Menanam Kentang di Udara Dengan Aeroponik
Jika sebelumnya ada sistem menanam dengan hidroponik kini para petani sayuran mulai diperkenalkan dengan sistem aeroponik. Dari asal kata aero yang artinya udara. Sistem ini menggunakan udara sebagai media utama. Didukung dengan semprotan (pengkabutan) air yang dicampur dengan nutrisi tanaman.
Deni Afrizal seorang petani penangkar benih dari Agritex Tasa Nusantara Cikole Lembang yang menerapkan sistem ini akhir tahun 2008 lalu. Walaupun menurut Deni sistem ini sudah sejak lama dilakukan negara-negara maju.

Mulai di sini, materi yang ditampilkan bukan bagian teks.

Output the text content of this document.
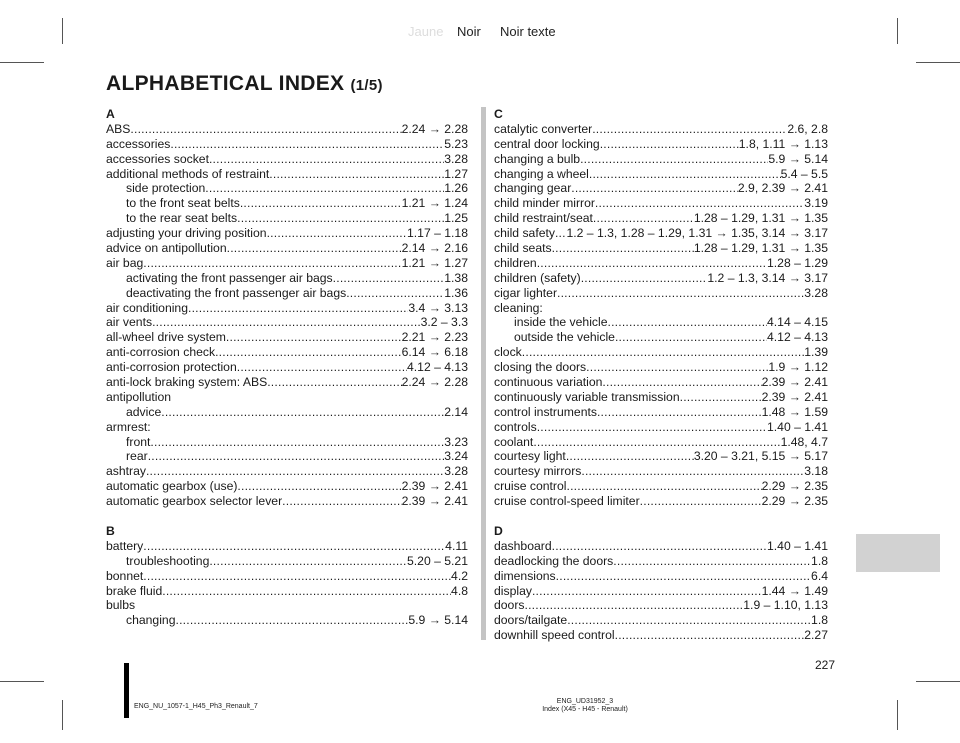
Jaune Noir Noir texte
ALPHABETICAL INDEX (1/5)
A
ABS .....	2.24 → 2.28
accessories .....	5.23
accessories socket .....	3.28
additional methods of restraint .....	1.27
side protection .....	1.26
to the front seat belts .....	1.21 → 1.24
to the rear seat belts .....	1.25
adjusting your driving position .....	1.17 – 1.18
advice on antipollution .....	2.14 → 2.16
air bag .....	1.21 → 1.27
activating the front passenger air bags .....	1.38
deactivating the front passenger air bags .....	1.36
air conditioning .....	3.4 → 3.13
air vents .....	3.2 – 3.3
all-wheel drive system .....	2.21 → 2.23
anti-corrosion check .....	6.14 → 6.18
anti-corrosion protection .....	4.12 – 4.13
anti-lock braking system: ABS .....	2.24 → 2.28
antipollution
advice .....	2.14
armrest:
front .....	3.23
rear .....	3.24
ashtray .....	3.28
automatic gearbox (use) .....	2.39 → 2.41
automatic gearbox selector lever .....	2.39 → 2.41
B
battery .....	4.11
troubleshooting .....	5.20 – 5.21
bonnet .....	4.2
brake fluid .....	4.8
bulbs
changing .....	5.9 → 5.14
C
catalytic converter .....	2.6, 2.8
central door locking .....	1.8, 1.11 → 1.13
changing a bulb .....	5.9 → 5.14
changing a wheel .....	5.4 – 5.5
changing gear .....	2.9, 2.39 → 2.41
child minder mirror .....	3.19
child restraint/seat .....	1.28 – 1.29, 1.31 → 1.35
child safety ..... 1.2 – 1.3, 1.28 – 1.29, 1.31 → 1.35, 3.14 → 3.17
child seats .....	1.28 – 1.29, 1.31 → 1.35
children .....	1.28 – 1.29
children (safety) .....	1.2 – 1.3, 3.14 → 3.17
cigar lighter .....	3.28
cleaning:
inside the vehicle .....	4.14 – 4.15
outside the vehicle .....	4.12 – 4.13
clock .....	1.39
closing the doors .....	1.9 → 1.12
continuous variation .....	2.39 → 2.41
continuously variable transmission .....	2.39 → 2.41
control instruments .....	1.48 → 1.59
controls .....	1.40 – 1.41
coolant .....	1.48, 4.7
courtesy light .....	3.20 – 3.21, 5.15 → 5.17
courtesy mirrors .....	3.18
cruise control .....	2.29 → 2.35
cruise control-speed limiter .....	2.29 → 2.35
D
dashboard .....	1.40 – 1.41
deadlocking the doors .....	1.8
dimensions .....	6.4
display .....	1.44 → 1.49
doors .....	1.9 – 1.10, 1.13
doors/tailgate .....	1.8
downhill speed control .....	2.27
227
ENG_NU_1057-1_H45_Ph3_Renault_7
ENG_UD31952_3
Index (X45 - H45 - Renault)
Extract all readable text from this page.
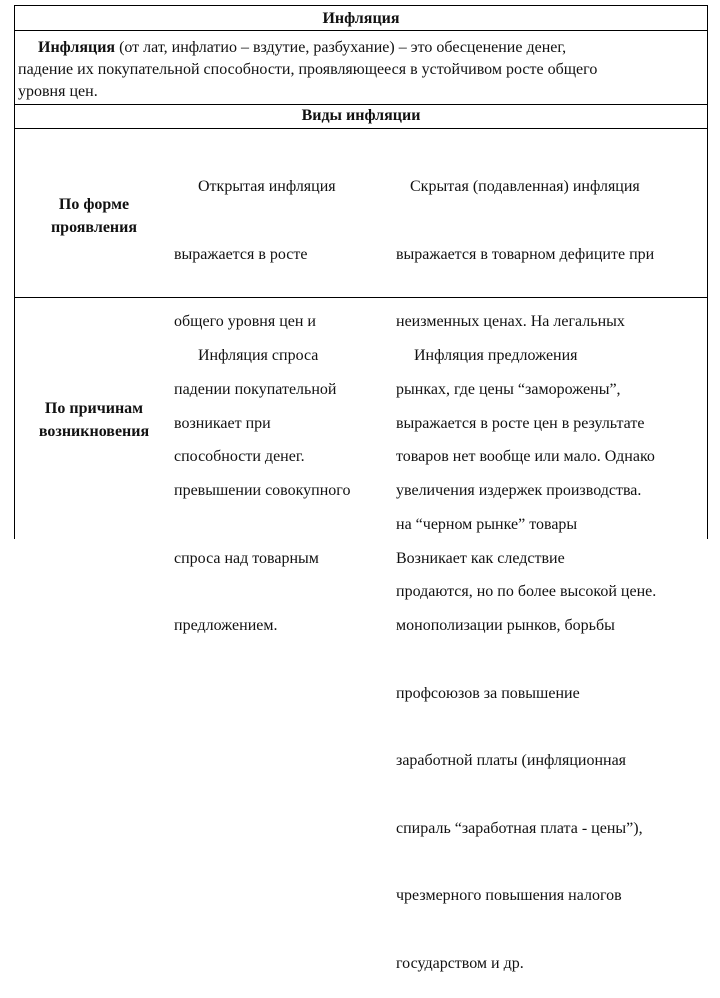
Инфляция
Инфляция (от лат, инфлатио – вздутие, разбухание) – это обесценение денег,
падение их покупательной способности, проявляющееся в устойчивом росте общего
уровня цен.
Виды инфляции
По форме
проявления

Открытая инфляция

выражается в росте

общего уровня цен и

падении покупательной

способности денег.

Скрытая (подавленная) инфляция

выражается в товарном дефиците при

неизменных ценах. На легальных

рынках, где цены “заморожены”,

товаров нет вообще или мало. Однако

на “черном рынке” товары

продаются, но по более высокой цене.

По причинам
возникновения

Инфляция спроса

возникает при

превышении совокупного

спроса над товарным

предложением.

Инфляция предложения

выражается в росте цен в результате

увеличения издержек производства.

Возникает как следствие

монополизации рынков, борьбы

профсоюзов за повышение

заработной платы (инфляционная

спираль “заработная плата - цены”),

чрезмерного повышения налогов

государством и др.
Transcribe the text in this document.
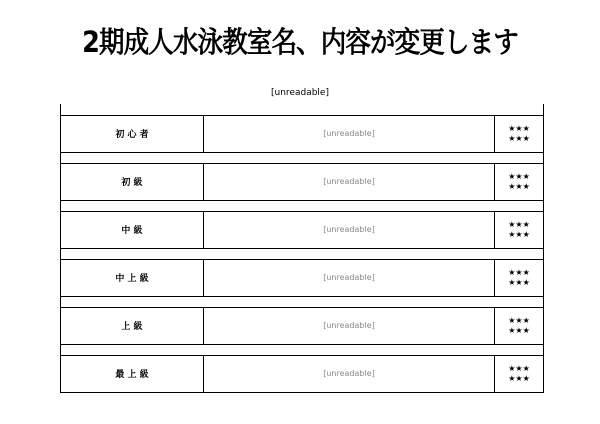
2期成人水泳教室名、内容が変更します
[unreadable]

初 心 者	[unreadable]	★★★
★★★

初 級	[unreadable]	★★★
★★★

中 級	[unreadable]	★★★
★★★

中 上 級	[unreadable]	★★★
★★★

上 級	[unreadable]	★★★
★★★

最 上 級	[unreadable]	★★★
★★★
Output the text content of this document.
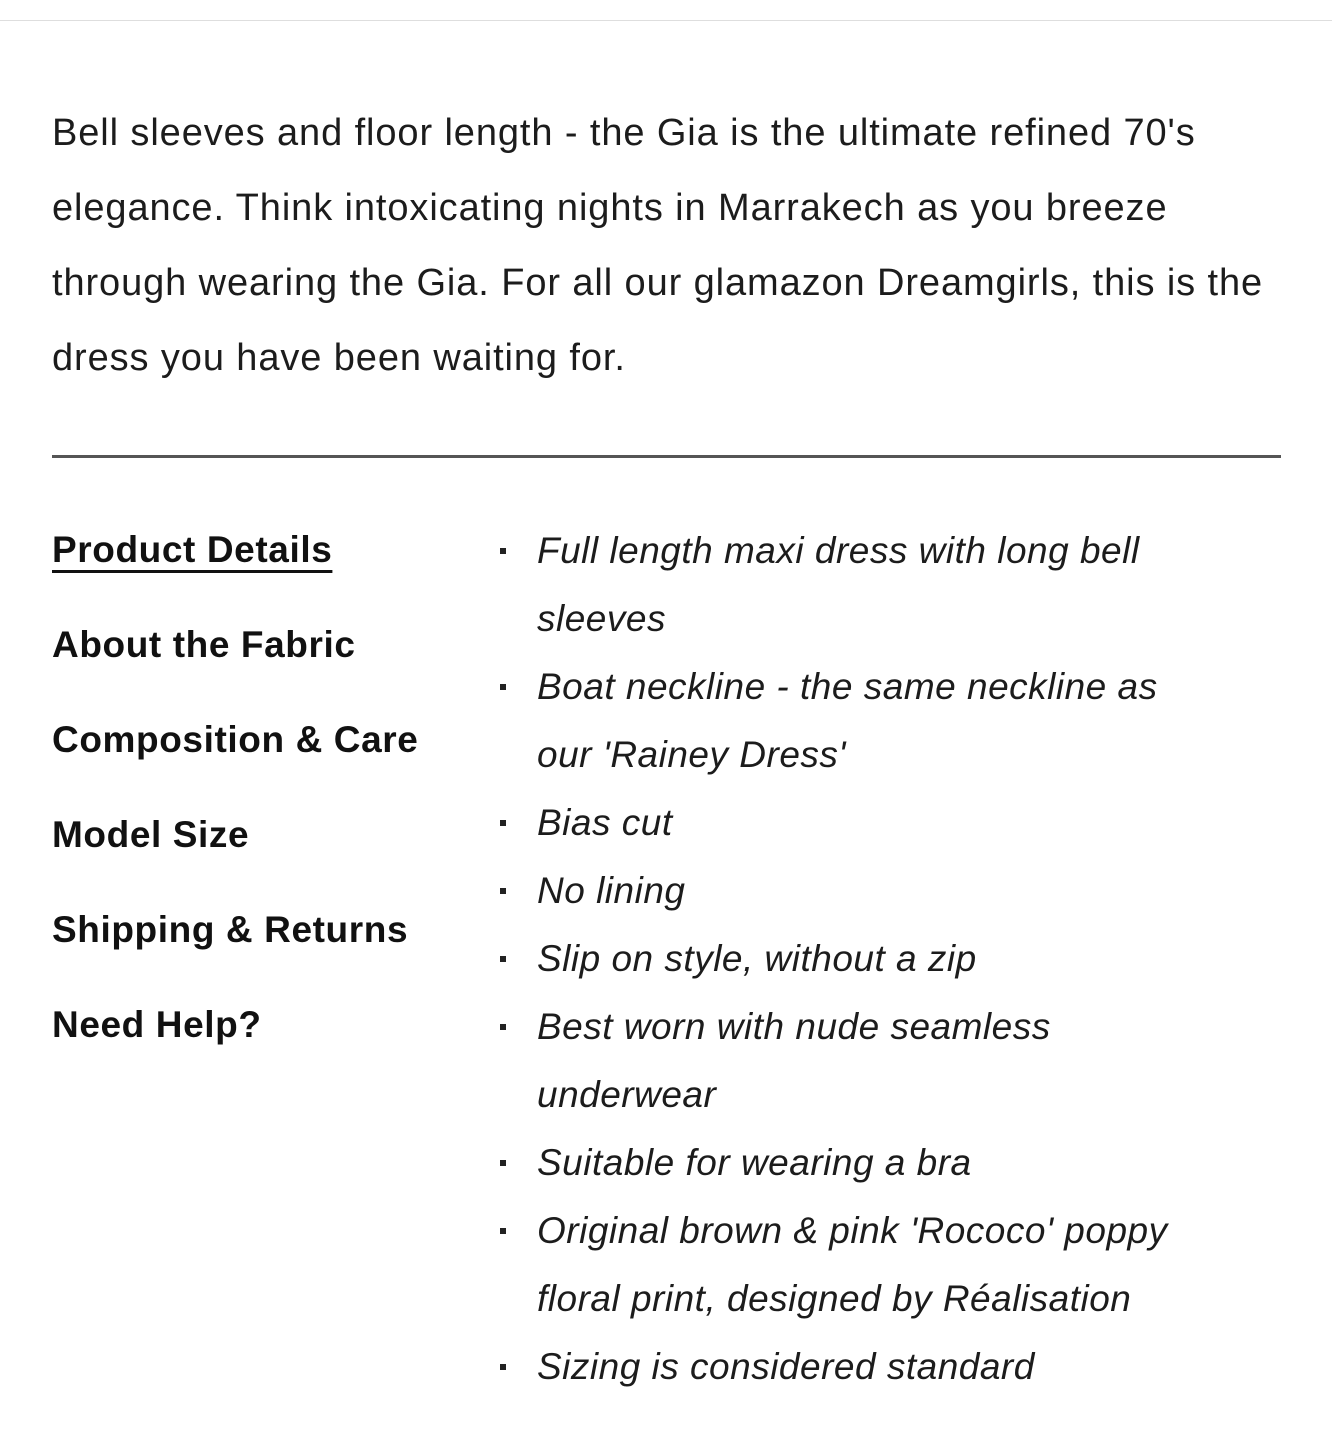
Bell sleeves and floor length - the Gia is the ultimate refined 70's elegance. Think intoxicating nights in Marrakech as you breeze through wearing the Gia. For all our glamazon Dreamgirls, this is the dress you have been waiting for.

Product Details
About the Fabric
Composition & Care
Model Size
Shipping & Returns
Need Help?
Full length maxi dress with long bell sleeves
Boat neckline - the same neckline as our 'Rainey Dress'
Bias cut
No lining
Slip on style, without a zip
Best worn with nude seamless underwear
Suitable for wearing a bra
Original brown & pink 'Rococo' poppy floral print, designed by Réalisation
Sizing is considered standard
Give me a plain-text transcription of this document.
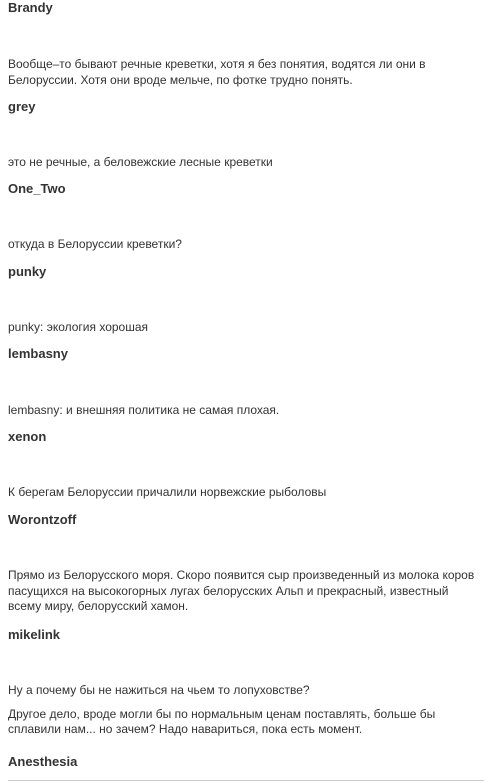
Brandy

Вообще–то бывают речные креветки, хотя я без понятия, водятся ли они в Белоруссии. Хотя они вроде мельче, по фотке трудно понять.

grey

это не речные, а беловежские лесные креветки

One_Two

откуда в Белоруссии креветки?

punky

punky: экология хорошая

lembasny

lembasny: и внешняя политика не самая плохая.

xenon

К берегам Белоруссии причалили норвежские рыболовы

Worontzoff

Прямо из Белорусского моря. Скоро появится сыр произведенный из молока коров пасущихся на высокогорных лугах белорусских Альп и прекрасный, известный всему миру, белорусский хамон.

mikelink

Ну а почему бы не нажиться на чьем то лопуховстве?

Другое дело, вроде могли бы по нормальным ценам поставлять, больше бы сплавили нам... но зачем? Надо навариться, пока есть момент.

Anesthesia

Untuk mengadopsi sistem ini Deni bekerjasama dengan Balai Penelitian Tanaman Sayuran (Balitsa). Sistem ini diterapkannya untuk tanaman kentang. Kenapa kentang? Karena dibandingkan komoditi sayuran lainnya permintaan pasar terhadap kentang cukup tinggi.
"Kalau mau menggunakan sistem aeroponik harus diterapkan pada tanaman unggul karena investasi aeroponik tidak sedikit," ujar Deni ditemui di stand Balitsa Agriexpo 2009 Graha Manggala Siliwangi, Kamis (28/5/2009).
Sistem aeroponik lebih menguntungkan. Dari sisi ekonomi aeroponik bisa menekan biaya produksi. Sebab jika menggunakan media tanah untuk proses sterilisasi tanah harus disteam selama 8-12 jam. Untuk proses tersebut membutuhkan bahan bakar minyak tanah yang tidak sedikit. "Harga minyak tanah kan mahal otomatis akan berpengaruh pada harga jual kentang," ucap Deni.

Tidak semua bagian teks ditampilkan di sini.